Steve Jobs' autobiography: a chronicle of a complex genius

October 24, 2011 11:52 am | Updated November 17, 2021 10:54 am IST - New York

In this 1998 file photograph, Apple CEO Steve Jobs is seen holding an iMac computer.

In this 1998 file photograph, Apple CEO Steve Jobs is seen holding an iMac computer.

“Steve Jobs” (Simon & Schuster), by Walter Isaacson, takes off the rose-coloured glasses that often follow an icon's untimely death and instead offers something far more valuable: The chronicle of a complex, brash genius who was crazy enough to think he could change the world and did.

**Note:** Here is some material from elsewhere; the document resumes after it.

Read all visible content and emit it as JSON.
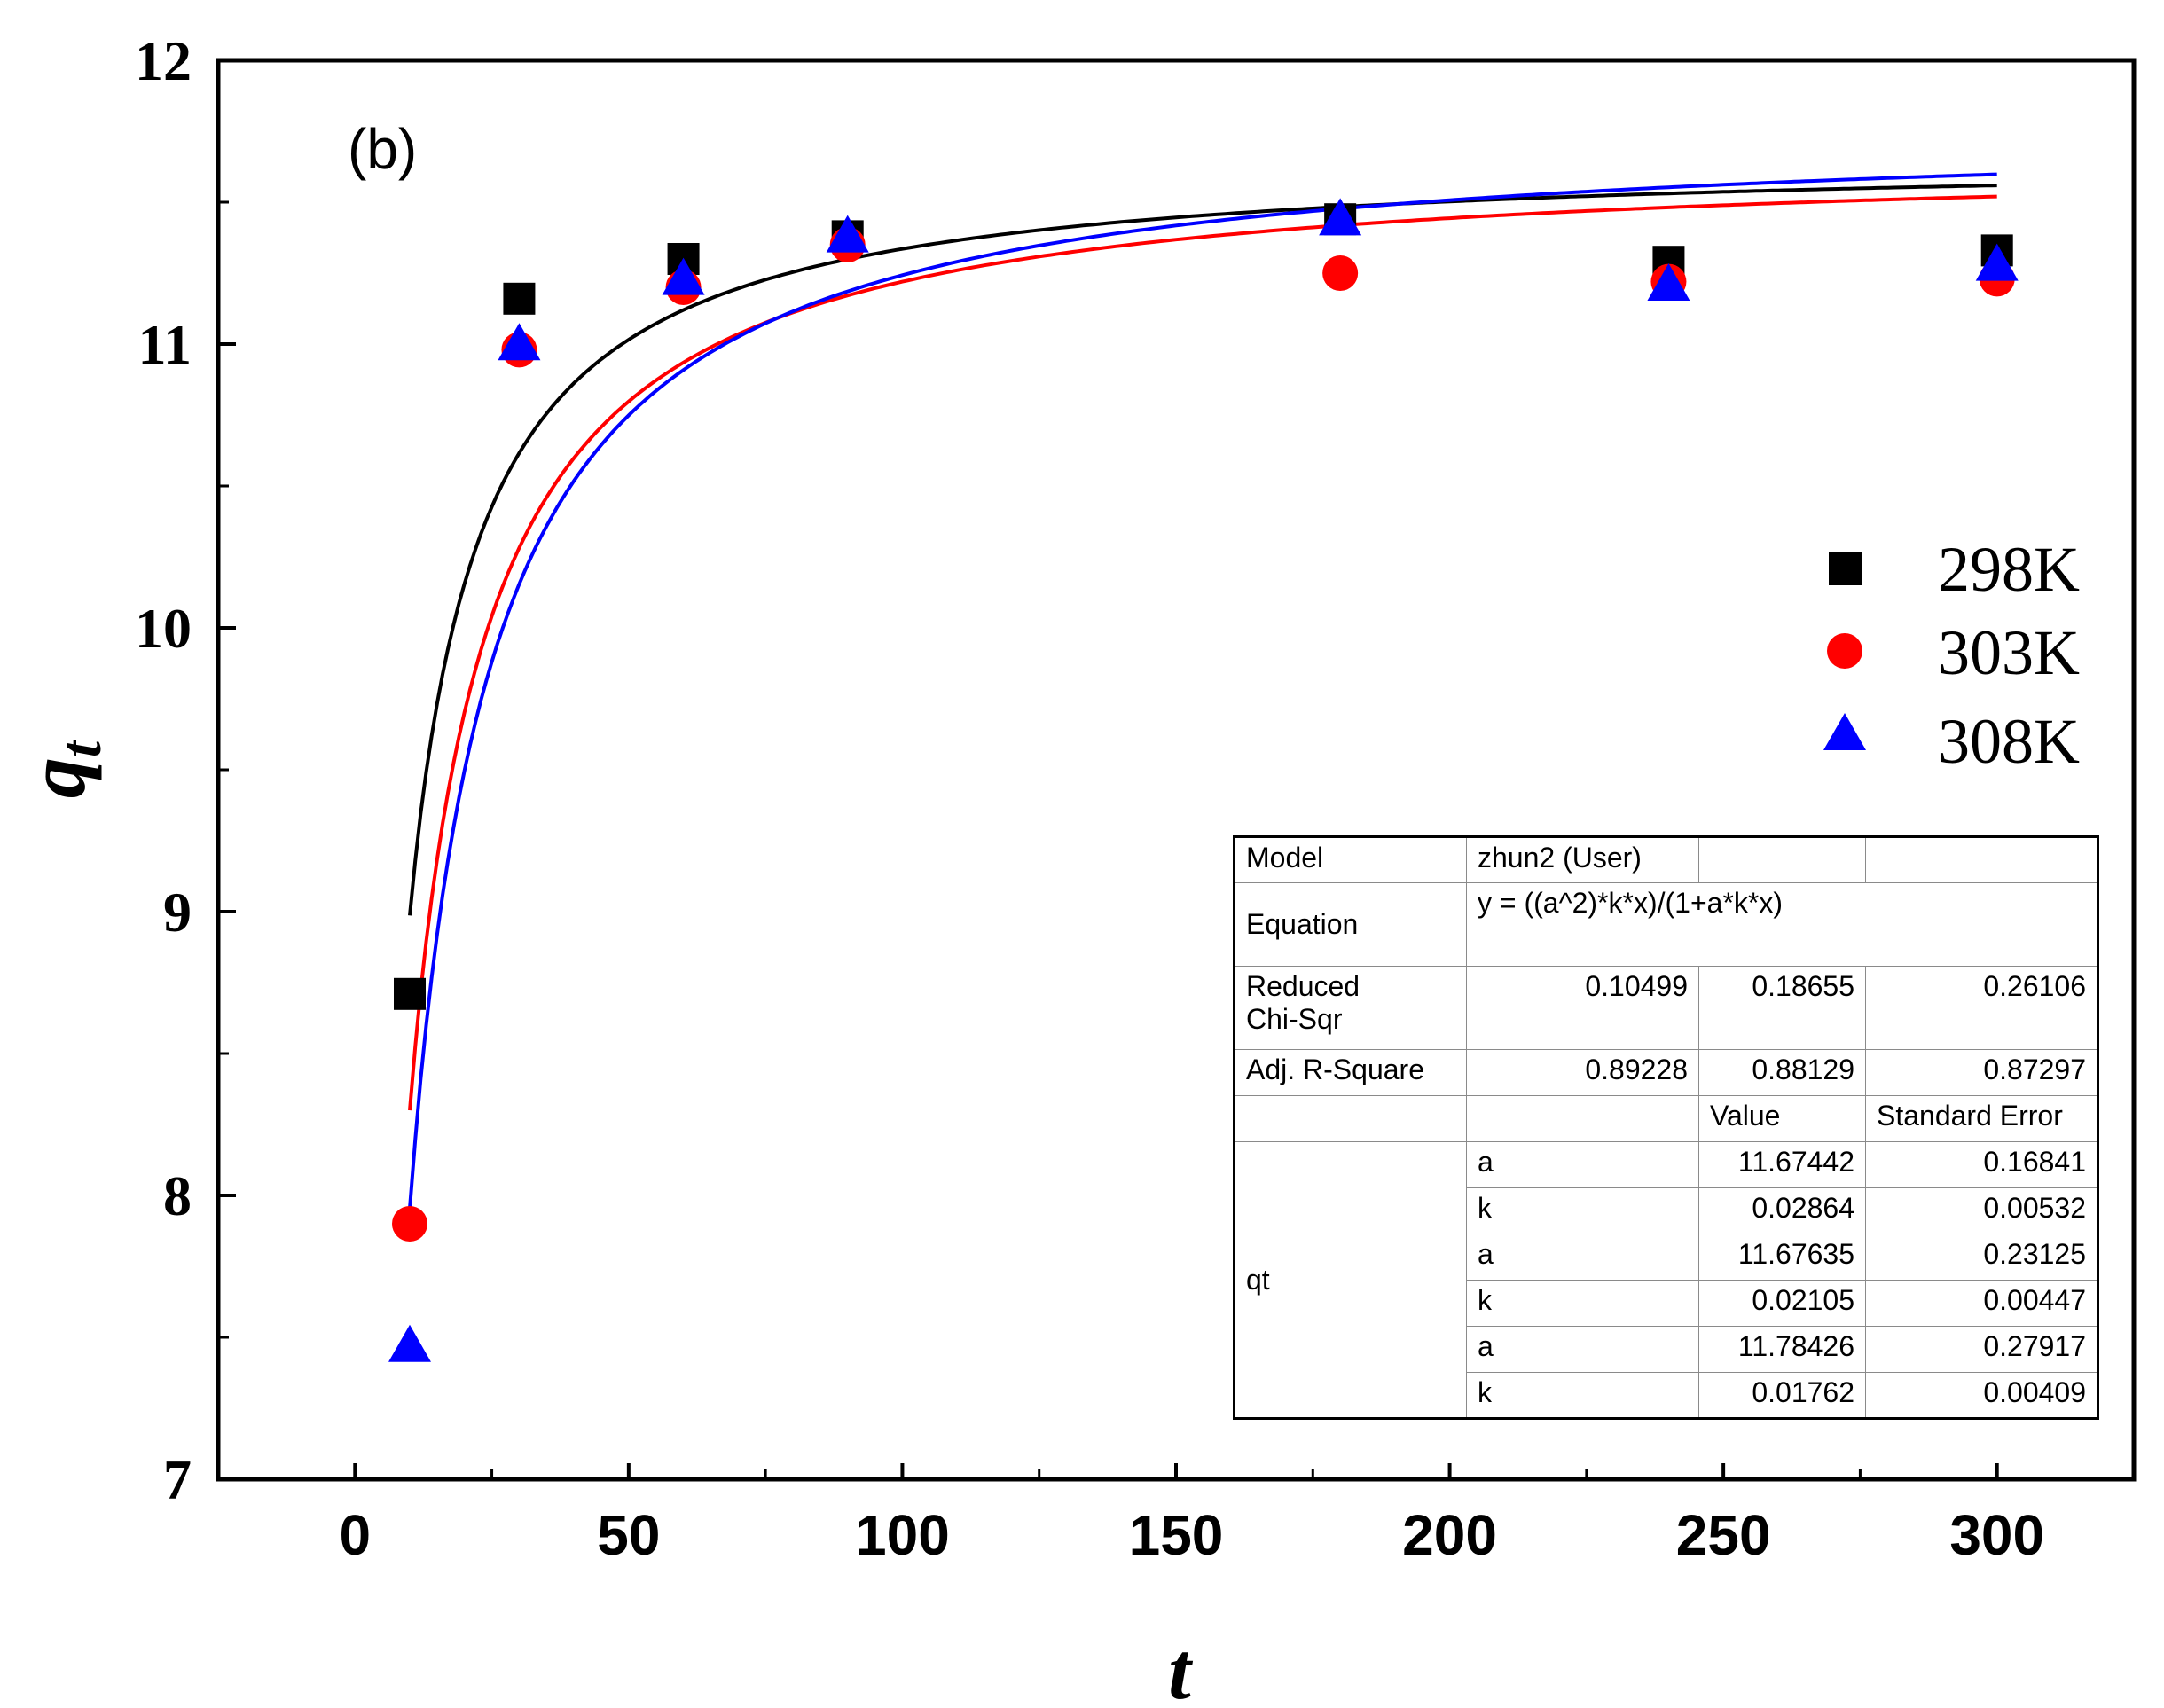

Through unprecedented access to Jobs with more than 40 conversations, including long sessions sitting in the Apple co-founder's living room, walks around his childhood neighbourhood and visits to his company's secretive headquarters, Mr. Isaacson takes the reader on a journey that few have had the opportunity to experience.

The book is the first, and with his Oct. 5 death at age 56, the only authorised biography of the famously private Jobs and by extension, the equally secretive Apple Inc. Mr. Isaacson uses anecdotes from friends, family, colleagues and adversaries to illustrate sometimes deep contradictions in Jobs.

“I'm one of the few people who understands how producing technology requires intuition and creativity, and how producing something artistic takes real discipline,” Jobs tells Mr. Isaacson .

These longer interview excerpts pepper the book like rare gems. In them, Jobs offers eloquent, no-apologies explanations of why he did things the way he did and what was going on in his mind amid decisions at Apple and in his own life.

The intimate chapters, where Jobs' personal side shines through, with all his faults and craziness, leave a deep impression. There's humour, too, especially early on when Mr. Isaacson chronicles Jobs' lack of personal hygiene, the barefoot hippie who runs a corporation. And deeply moving are passages about Jobs' resignation as Apple's chief executive.

India, intuition

Jobs' wandering across India for seven months looking for spiritual enlightenment turned out “not be a waste of time” as he came back having learned intuition.

“The main thing I've learned is intuition, that the people in India are not just pure rational thinkers, that the great spiritual ones also have an intuition.”

“Likewise, the simplicities of Zen Buddhism, really informed his design sense. That notion that simplicity is the ultimate sophistication,” Mr. Isaacson said in an interview.

When he returned from his trek to India in the 1970s, Jobs and Apple co-founder Steve “Wozniak started building and peddling a primitive computer for hobbyists. With a $1,300 investment, they founded Apple computer in his parents' garage”, Mr. Isaacson recalled.

Asked how somebody who was a hippie, a college dropout, somebody who drops LSD and marijuana goes off to India and comes back deciding he wants to be a businessman, Mr. Isaacson said: “Jobs has within him sort of this conflict”. “But he doesn't quite see it as a conflict between being hippie-ish and anti-materialistic but wanting to sell things like Wozniak's board,” he said. “Wanting to create a business. And I think that's exactly what Silicon Valley was all about in those days.”

“Let's do a startup in our parents' garage and try to create a business,” Mr. Issacson said about Jobs' who had taken leave from his job as technician at video games manufacturer Atari to go to India.